There was a time when the marketing industry was unarguably a „strong link“ sport; when a galactico signing from one advertising agency to another would create headlines and alter the destiny of entire businesses.

A simpler time, when a single perfectly conceived scamp, knocked out by a genius before lunch, could launch a brand and rocket sales for years to come.

A glance at the recent, sumptuous 50th anniversary edition of Campaign shows the extent to which we would like to maintain this view of the world. The history of UK advertising is told through the stories of a handful of daredevil entrepreneurs and maverick creatives (and quite a few well-rewarded goal hangers).

As you may have noticed, there have been a few changes around here since 1968.

Measurement, for one. Precision marketing, for another. And the existence of more than just ITV, press and out-of-home for a third. And – oh, hang on – the internet.

The opportunity for failure, frustration and looking like the right hand of the brand doesn’t know what the left hand of conversion is doing is now ever present.

David Ogilvy will never know the icy thrill of learning that his pre-roll has been incorrectly tagged or the sheer euphoria of having a custom algorithm correctly automating his out-of-hours bidding.

Getting audiences planned and campaigns to go live and optimised is now a logistical challenge to match either invading Russia or delivering a home win for Crystal Palace.

For either to be successful, you need hundreds of people to not make a mistake before your creative striker has an opportunity to stick it in the old onion bag.

Only the hottest of creative shops maintain the „strong link“ practice in our industry.

How to be strong at playing a ‚weak link‘ sport

The collective refusal of most agencies to see themselves for the „weak link“ businesses that they have become can lead to mistakes in how we manage them. Mistakes in how and who we recruit, how we recognise and reward people and how we talk about our promise to clients.
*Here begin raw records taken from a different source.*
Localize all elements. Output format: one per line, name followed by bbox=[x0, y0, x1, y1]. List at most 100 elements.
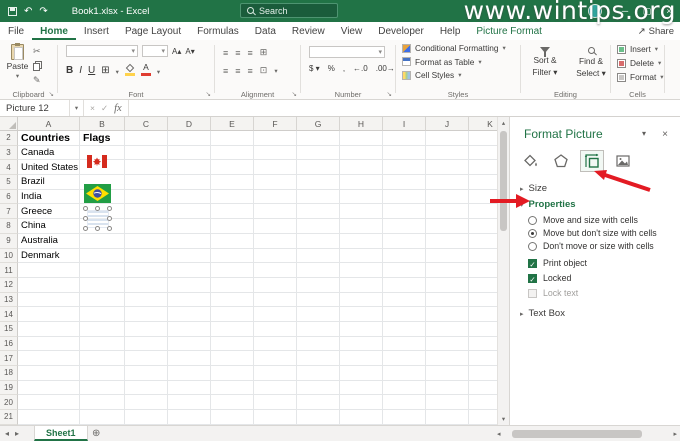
cell-E13[interactable] bbox=[211, 293, 254, 308]
brazil-flag-image[interactable] bbox=[84, 184, 111, 203]
cell-H5[interactable] bbox=[340, 175, 383, 190]
cell-J4[interactable] bbox=[426, 160, 469, 175]
paste-button[interactable]: Paste ▾ bbox=[4, 44, 31, 92]
canada-flag-image[interactable] bbox=[87, 155, 107, 168]
new-sheet-icon[interactable]: ⊕ bbox=[92, 426, 100, 441]
cell-K7[interactable] bbox=[469, 204, 497, 219]
cell-J2[interactable] bbox=[426, 131, 469, 146]
cell-E2[interactable] bbox=[211, 131, 254, 146]
row-header-4[interactable]: 4 bbox=[0, 160, 18, 175]
cell-K15[interactable] bbox=[469, 322, 497, 337]
cell-C8[interactable] bbox=[125, 219, 168, 234]
properties-section-header[interactable]: ▾ Properties bbox=[520, 199, 576, 210]
scroll-up-icon[interactable]: ▴ bbox=[498, 117, 509, 129]
cell-K16[interactable] bbox=[469, 337, 497, 352]
find-select-button[interactable]: Find &Select ▾ bbox=[571, 44, 611, 79]
align-bottom-icon[interactable]: ≡ bbox=[248, 48, 253, 58]
radio-move-and-size-with-cells[interactable]: Move and size with cells bbox=[528, 215, 638, 225]
cell-B11[interactable] bbox=[80, 263, 125, 278]
align-right-icon[interactable]: ≡ bbox=[248, 66, 253, 76]
cell-E8[interactable] bbox=[211, 219, 254, 234]
row-header-3[interactable]: 3 bbox=[0, 146, 18, 161]
cell-I4[interactable] bbox=[383, 160, 426, 175]
cell-D13[interactable] bbox=[168, 293, 211, 308]
cell-I3[interactable] bbox=[383, 146, 426, 161]
cell-D14[interactable] bbox=[168, 307, 211, 322]
cell-D8[interactable] bbox=[168, 219, 211, 234]
cell-B16[interactable] bbox=[80, 337, 125, 352]
cell-E21[interactable] bbox=[211, 410, 254, 425]
cell-F18[interactable] bbox=[254, 366, 297, 381]
cell-A20[interactable] bbox=[18, 395, 80, 410]
cell-G10[interactable] bbox=[297, 249, 340, 264]
column-header-K[interactable]: K bbox=[469, 117, 497, 131]
cell-A2[interactable]: Countries bbox=[18, 131, 80, 146]
cell-D16[interactable] bbox=[168, 337, 211, 352]
cell-J6[interactable] bbox=[426, 190, 469, 205]
cell-C5[interactable] bbox=[125, 175, 168, 190]
picture-tab[interactable] bbox=[611, 150, 635, 172]
cell-D9[interactable] bbox=[168, 234, 211, 249]
cell-J19[interactable] bbox=[426, 381, 469, 396]
cell-B18[interactable] bbox=[80, 366, 125, 381]
cell-D11[interactable] bbox=[168, 263, 211, 278]
cell-H15[interactable] bbox=[340, 322, 383, 337]
cell-F13[interactable] bbox=[254, 293, 297, 308]
cell-A8[interactable]: China bbox=[18, 219, 80, 234]
cell-K13[interactable] bbox=[469, 293, 497, 308]
cell-B21[interactable] bbox=[80, 410, 125, 425]
cell-C21[interactable] bbox=[125, 410, 168, 425]
insert-cells-button[interactable]: Insert▾ bbox=[617, 44, 664, 54]
cell-A4[interactable]: United States bbox=[18, 160, 80, 175]
cell-C17[interactable] bbox=[125, 351, 168, 366]
cell-H18[interactable] bbox=[340, 366, 383, 381]
save-icon[interactable] bbox=[8, 7, 17, 16]
cell-K14[interactable] bbox=[469, 307, 497, 322]
cell-G20[interactable] bbox=[297, 395, 340, 410]
cell-J10[interactable] bbox=[426, 249, 469, 264]
cell-J7[interactable] bbox=[426, 204, 469, 219]
cell-G18[interactable] bbox=[297, 366, 340, 381]
cell-K17[interactable] bbox=[469, 351, 497, 366]
pane-close-icon[interactable]: × bbox=[662, 129, 668, 140]
align-top-icon[interactable]: ≡ bbox=[223, 48, 228, 58]
row-header-8[interactable]: 8 bbox=[0, 219, 18, 234]
cell-G6[interactable] bbox=[297, 190, 340, 205]
cell-H11[interactable] bbox=[340, 263, 383, 278]
cell-A12[interactable] bbox=[18, 278, 80, 293]
font-size-combobox[interactable]: ▾ bbox=[142, 45, 168, 57]
row-header-2[interactable]: 2 bbox=[0, 131, 18, 146]
ribbon-tab-picture-format[interactable]: Picture Format bbox=[468, 22, 550, 40]
borders-dropdown-icon[interactable]: ▾ bbox=[116, 68, 119, 76]
cell-I19[interactable] bbox=[383, 381, 426, 396]
cell-E20[interactable] bbox=[211, 395, 254, 410]
cell-A11[interactable] bbox=[18, 263, 80, 278]
cell-A17[interactable] bbox=[18, 351, 80, 366]
cell-E5[interactable] bbox=[211, 175, 254, 190]
ribbon-tab-home[interactable]: Home bbox=[32, 22, 76, 40]
row-header-5[interactable]: 5 bbox=[0, 175, 18, 190]
cell-C10[interactable] bbox=[125, 249, 168, 264]
cell-G7[interactable] bbox=[297, 204, 340, 219]
selection-handle[interactable] bbox=[107, 226, 112, 231]
number-format-button-4[interactable]: .00→ bbox=[376, 64, 395, 73]
cell-A21[interactable] bbox=[18, 410, 80, 425]
maximize-button[interactable]: ▢ bbox=[636, 0, 658, 22]
cell-D19[interactable] bbox=[168, 381, 211, 396]
align-middle-icon[interactable]: ≡ bbox=[235, 48, 240, 58]
number-format-button-0[interactable]: $ ▾ bbox=[309, 64, 320, 73]
format-cells-button[interactable]: Format▾ bbox=[617, 72, 664, 82]
row-header-10[interactable]: 10 bbox=[0, 249, 18, 264]
row-header-17[interactable]: 17 bbox=[0, 351, 18, 366]
size-section-header[interactable]: ▸ Size bbox=[520, 183, 547, 194]
sort-filter-button[interactable]: Sort &Filter ▾ bbox=[525, 44, 565, 79]
vertical-scroll-thumb[interactable] bbox=[500, 131, 507, 231]
font-name-combobox[interactable]: ▾ bbox=[66, 45, 138, 57]
cell-D5[interactable] bbox=[168, 175, 211, 190]
name-box[interactable]: Picture 12 bbox=[0, 100, 70, 116]
ribbon-tab-help[interactable]: Help bbox=[432, 22, 469, 40]
cell-K10[interactable] bbox=[469, 249, 497, 264]
cell-I10[interactable] bbox=[383, 249, 426, 264]
cell-C13[interactable] bbox=[125, 293, 168, 308]
account-avatar[interactable] bbox=[588, 4, 602, 18]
It means we pay too little attention and money to the people who are essential to our team being able to perform.

We seem content to let them churn at rates of close to 30% and then wonder why we can’t get the consistent supply of insights, data and execution that our star players need to be able to perform at their best.

In pitches, we compete to sell our strongest players – who often have no intention, or time, to come off the bench for anyone less than the largest clients in the agency.

We seldom think of celebrating the effort we put into building and maintaining a planning, buying and learning machine that takes as many people to correctly operate as a reasonably sized warship.

We too easily talk about the management of this complexity as „hygiene“ in a way that misunderstands its importance to clients, for many of whom consistent results are at least as important as Cannes.

We assume that every chief marketing officer we meet wants to be sold the dream of winning the Champions League; many want to just stay up and keep winning more than they lose.

When agency leaders buy into the „strong link“ theory, we often behave like the start-ups that we aren’t.

Delivering growth to clients means embracing the harder management task of locking together an ever-widening strand of weak links and finding ways to make them more valuable than the sum of their parts.

We should be willing to share with clients the difficult, frustrating and wonderful mundanity of how we work at our best, how the machine operates, the way the sausage is made.

They might surprise us with their genuine interest in how we make sure we do the right thing to carefully grow their business and we might surprise ourselves with the satisfaction we get in playing a game we can win.